Sementara itu, Menteri Pendidikan dan Kebudayaan Nadiem Makarim, juga menyerukan pentingnya terwujudnya terobosan dan inovasi dalam menjawab segala tantangan dan melompat melampaui keterbatasan.

"Mari nyalakan lagi semangat dari Kongres Pemuda 1928. Kita jawab keresahan dengan solusi, masa sulit ini harus menjadi pembelajaran, penguatan mental dan karakter, serta ruang kreativitas bagi kita semua," tutur Nadiem, dalam laman Instagramnya, Rabu (28/10).

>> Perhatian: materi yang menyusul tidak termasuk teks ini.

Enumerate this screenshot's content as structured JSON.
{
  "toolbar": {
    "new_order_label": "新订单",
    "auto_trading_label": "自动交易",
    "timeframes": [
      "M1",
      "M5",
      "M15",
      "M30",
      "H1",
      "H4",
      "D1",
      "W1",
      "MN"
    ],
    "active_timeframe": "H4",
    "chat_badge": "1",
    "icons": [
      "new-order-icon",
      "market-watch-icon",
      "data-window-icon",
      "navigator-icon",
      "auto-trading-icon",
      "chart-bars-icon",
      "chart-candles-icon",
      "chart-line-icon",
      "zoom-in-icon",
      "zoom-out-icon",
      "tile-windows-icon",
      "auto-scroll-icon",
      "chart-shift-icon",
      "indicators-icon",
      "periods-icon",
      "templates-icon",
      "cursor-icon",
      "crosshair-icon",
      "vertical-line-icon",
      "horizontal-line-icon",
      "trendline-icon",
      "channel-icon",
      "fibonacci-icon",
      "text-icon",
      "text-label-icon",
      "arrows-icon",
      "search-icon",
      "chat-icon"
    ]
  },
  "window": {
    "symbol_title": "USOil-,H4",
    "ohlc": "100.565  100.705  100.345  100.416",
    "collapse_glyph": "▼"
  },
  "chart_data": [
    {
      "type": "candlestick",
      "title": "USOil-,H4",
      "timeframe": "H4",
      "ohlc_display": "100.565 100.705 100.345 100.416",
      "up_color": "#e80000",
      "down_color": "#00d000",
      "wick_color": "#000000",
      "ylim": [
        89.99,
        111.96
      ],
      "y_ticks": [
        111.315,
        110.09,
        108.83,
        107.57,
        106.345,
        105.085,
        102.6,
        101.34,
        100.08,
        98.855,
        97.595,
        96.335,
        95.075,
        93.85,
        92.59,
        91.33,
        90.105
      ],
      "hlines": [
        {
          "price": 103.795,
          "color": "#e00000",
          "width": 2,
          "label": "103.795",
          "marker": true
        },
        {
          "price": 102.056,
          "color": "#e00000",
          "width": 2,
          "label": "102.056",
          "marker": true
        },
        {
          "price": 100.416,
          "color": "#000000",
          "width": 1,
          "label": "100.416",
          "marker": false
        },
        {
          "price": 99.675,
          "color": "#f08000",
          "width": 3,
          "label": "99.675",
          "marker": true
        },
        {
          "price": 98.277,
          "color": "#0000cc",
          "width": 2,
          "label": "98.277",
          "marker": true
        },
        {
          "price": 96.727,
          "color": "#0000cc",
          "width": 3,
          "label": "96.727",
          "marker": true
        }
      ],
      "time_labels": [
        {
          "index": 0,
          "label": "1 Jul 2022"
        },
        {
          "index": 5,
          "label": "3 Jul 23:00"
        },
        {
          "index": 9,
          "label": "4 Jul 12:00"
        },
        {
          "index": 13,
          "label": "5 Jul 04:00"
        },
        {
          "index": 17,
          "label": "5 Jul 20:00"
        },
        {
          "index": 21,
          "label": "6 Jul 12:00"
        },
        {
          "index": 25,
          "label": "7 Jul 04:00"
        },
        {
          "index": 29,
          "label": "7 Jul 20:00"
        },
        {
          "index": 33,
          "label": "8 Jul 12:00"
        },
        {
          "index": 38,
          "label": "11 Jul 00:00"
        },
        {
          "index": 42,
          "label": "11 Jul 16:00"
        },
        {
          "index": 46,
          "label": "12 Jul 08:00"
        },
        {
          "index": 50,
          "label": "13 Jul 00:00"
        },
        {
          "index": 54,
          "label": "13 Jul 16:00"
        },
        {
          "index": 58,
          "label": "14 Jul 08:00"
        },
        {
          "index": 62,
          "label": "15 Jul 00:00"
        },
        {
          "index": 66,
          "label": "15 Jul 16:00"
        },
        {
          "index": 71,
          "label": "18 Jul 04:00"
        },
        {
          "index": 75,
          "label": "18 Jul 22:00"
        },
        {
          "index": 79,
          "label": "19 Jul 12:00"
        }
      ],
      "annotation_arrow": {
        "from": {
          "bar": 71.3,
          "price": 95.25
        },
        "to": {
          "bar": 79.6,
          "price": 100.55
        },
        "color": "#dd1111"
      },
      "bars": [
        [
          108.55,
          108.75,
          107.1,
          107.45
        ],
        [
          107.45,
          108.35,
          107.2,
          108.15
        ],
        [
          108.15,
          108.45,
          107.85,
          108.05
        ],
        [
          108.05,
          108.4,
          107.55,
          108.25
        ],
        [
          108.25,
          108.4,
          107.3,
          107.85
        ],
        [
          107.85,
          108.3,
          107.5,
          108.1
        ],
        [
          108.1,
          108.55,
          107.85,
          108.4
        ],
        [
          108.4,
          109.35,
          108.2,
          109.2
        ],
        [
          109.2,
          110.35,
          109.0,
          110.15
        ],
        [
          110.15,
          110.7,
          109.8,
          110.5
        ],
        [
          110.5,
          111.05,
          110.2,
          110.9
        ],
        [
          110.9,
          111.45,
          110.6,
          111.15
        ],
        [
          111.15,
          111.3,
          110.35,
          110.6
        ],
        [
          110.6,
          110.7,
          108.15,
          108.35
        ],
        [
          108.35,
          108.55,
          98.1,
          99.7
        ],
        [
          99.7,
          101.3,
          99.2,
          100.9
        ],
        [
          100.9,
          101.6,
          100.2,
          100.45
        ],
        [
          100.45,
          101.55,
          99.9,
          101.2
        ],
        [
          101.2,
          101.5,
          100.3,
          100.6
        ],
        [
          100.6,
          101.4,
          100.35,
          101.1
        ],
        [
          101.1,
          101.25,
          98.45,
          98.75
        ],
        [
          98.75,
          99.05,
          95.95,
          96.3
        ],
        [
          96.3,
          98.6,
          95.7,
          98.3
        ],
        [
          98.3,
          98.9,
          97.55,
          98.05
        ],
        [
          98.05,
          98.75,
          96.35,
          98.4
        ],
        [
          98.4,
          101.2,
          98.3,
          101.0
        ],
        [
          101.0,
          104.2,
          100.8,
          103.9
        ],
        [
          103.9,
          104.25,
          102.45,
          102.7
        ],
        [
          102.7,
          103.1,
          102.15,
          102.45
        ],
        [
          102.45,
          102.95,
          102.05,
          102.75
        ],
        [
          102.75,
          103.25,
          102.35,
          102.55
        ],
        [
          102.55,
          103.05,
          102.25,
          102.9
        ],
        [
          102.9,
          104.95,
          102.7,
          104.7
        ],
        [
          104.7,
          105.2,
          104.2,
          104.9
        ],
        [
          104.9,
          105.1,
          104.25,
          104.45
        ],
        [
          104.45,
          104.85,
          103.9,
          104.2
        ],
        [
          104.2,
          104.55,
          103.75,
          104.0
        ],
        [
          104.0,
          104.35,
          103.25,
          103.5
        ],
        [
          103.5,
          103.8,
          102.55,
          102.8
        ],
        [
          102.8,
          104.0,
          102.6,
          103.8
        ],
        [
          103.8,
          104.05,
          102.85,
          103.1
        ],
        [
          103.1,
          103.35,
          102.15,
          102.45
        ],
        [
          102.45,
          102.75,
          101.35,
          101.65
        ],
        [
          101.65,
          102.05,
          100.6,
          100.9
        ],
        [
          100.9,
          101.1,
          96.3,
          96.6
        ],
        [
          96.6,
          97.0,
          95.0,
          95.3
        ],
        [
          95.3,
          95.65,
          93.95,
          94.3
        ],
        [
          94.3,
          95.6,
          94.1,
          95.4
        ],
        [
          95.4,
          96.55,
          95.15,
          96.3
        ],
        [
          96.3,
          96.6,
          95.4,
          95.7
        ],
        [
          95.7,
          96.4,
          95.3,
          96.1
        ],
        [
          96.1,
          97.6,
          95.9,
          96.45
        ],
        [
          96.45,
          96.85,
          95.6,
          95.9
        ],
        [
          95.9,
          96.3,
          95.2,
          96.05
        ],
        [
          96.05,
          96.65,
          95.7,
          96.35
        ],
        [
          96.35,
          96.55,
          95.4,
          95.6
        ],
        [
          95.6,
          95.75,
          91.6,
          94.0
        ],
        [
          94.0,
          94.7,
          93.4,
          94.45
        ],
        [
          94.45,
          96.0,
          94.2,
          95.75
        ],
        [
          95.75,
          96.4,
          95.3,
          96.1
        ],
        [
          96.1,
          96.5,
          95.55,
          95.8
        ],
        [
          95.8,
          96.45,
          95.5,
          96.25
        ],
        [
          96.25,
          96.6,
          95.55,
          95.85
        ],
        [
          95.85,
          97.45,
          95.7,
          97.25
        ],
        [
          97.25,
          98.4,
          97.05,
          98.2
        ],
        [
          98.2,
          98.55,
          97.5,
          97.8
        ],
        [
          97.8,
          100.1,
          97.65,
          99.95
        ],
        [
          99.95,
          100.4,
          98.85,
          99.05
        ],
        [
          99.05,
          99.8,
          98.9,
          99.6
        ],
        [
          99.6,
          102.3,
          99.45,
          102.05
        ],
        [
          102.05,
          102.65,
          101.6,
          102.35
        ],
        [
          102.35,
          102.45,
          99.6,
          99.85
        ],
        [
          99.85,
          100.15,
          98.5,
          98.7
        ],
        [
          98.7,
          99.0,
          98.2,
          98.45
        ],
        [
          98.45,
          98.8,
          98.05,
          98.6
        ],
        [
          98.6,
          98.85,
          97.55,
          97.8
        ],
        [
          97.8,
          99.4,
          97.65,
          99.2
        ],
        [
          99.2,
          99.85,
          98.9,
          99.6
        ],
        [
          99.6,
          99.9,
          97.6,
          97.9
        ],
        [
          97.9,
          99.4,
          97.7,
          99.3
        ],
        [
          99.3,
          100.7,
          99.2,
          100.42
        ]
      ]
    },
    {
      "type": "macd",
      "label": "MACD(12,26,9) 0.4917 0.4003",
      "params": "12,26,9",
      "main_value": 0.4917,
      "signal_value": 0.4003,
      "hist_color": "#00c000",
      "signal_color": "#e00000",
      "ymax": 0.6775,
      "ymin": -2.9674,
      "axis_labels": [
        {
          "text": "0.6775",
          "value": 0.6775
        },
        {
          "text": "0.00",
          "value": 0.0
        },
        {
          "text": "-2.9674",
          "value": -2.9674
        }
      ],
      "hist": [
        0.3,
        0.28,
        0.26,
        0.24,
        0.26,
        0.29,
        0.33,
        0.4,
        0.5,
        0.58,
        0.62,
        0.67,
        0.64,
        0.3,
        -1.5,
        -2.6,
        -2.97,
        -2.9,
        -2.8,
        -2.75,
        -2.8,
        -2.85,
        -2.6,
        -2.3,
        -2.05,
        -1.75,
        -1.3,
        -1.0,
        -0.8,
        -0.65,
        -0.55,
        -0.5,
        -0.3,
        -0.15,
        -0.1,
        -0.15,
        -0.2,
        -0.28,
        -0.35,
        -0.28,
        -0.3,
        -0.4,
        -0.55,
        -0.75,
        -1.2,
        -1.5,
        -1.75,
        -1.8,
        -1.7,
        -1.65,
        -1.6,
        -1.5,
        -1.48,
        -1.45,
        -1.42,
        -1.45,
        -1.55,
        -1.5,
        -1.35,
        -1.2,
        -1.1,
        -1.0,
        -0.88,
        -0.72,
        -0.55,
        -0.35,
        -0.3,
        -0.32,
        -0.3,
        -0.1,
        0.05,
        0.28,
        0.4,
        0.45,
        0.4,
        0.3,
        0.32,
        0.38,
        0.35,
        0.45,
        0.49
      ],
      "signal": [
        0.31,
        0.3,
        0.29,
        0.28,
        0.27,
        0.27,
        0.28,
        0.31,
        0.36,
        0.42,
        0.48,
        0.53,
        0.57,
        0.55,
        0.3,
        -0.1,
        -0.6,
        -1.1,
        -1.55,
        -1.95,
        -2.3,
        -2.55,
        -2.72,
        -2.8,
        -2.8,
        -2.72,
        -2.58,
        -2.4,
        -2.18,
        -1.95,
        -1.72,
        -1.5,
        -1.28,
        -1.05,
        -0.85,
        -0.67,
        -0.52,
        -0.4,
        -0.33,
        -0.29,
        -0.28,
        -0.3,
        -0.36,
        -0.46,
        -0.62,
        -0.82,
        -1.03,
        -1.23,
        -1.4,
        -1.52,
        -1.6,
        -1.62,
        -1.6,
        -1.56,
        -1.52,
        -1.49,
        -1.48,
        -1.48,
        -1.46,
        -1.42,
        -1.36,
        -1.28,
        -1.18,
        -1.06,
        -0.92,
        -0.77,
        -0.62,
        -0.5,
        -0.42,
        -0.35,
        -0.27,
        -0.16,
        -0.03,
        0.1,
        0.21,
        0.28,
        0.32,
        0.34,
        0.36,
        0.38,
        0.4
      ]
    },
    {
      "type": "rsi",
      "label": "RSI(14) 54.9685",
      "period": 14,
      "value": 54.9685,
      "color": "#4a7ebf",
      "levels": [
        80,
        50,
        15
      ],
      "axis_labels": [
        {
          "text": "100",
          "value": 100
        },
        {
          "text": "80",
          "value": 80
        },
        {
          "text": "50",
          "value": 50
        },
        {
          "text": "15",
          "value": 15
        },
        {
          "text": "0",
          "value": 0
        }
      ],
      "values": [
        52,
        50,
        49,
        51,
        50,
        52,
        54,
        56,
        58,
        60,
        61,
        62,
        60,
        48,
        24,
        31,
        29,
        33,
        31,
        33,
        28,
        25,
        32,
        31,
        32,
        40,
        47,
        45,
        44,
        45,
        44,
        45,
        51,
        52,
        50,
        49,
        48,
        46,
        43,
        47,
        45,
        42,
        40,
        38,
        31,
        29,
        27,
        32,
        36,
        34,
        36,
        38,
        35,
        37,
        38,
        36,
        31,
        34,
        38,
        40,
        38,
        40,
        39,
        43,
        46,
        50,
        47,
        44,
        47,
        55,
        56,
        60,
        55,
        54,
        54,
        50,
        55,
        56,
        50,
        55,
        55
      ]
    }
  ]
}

"Ingat, 92 tahun yang lalu, secarik kertas lah yang menjadi penyulut semangat mengubah nasib. Hal yang sederhana tapi mampu menghasilkan sesuatu yang luar biasa. Dalam hal menciptakan terobosan melalui inovasi pun demikian. Inovasi bukan semata berbicara hasil, tapi sebuah rangkaian proses yang dapat dimulai dari gagasan sekecil apapun," lanjut Nadiem.

Romo Benny pun mengatakan dengan semakin banyaknya anak muda yang berinovasi menjadi cerminan cita-cita Generasi 28.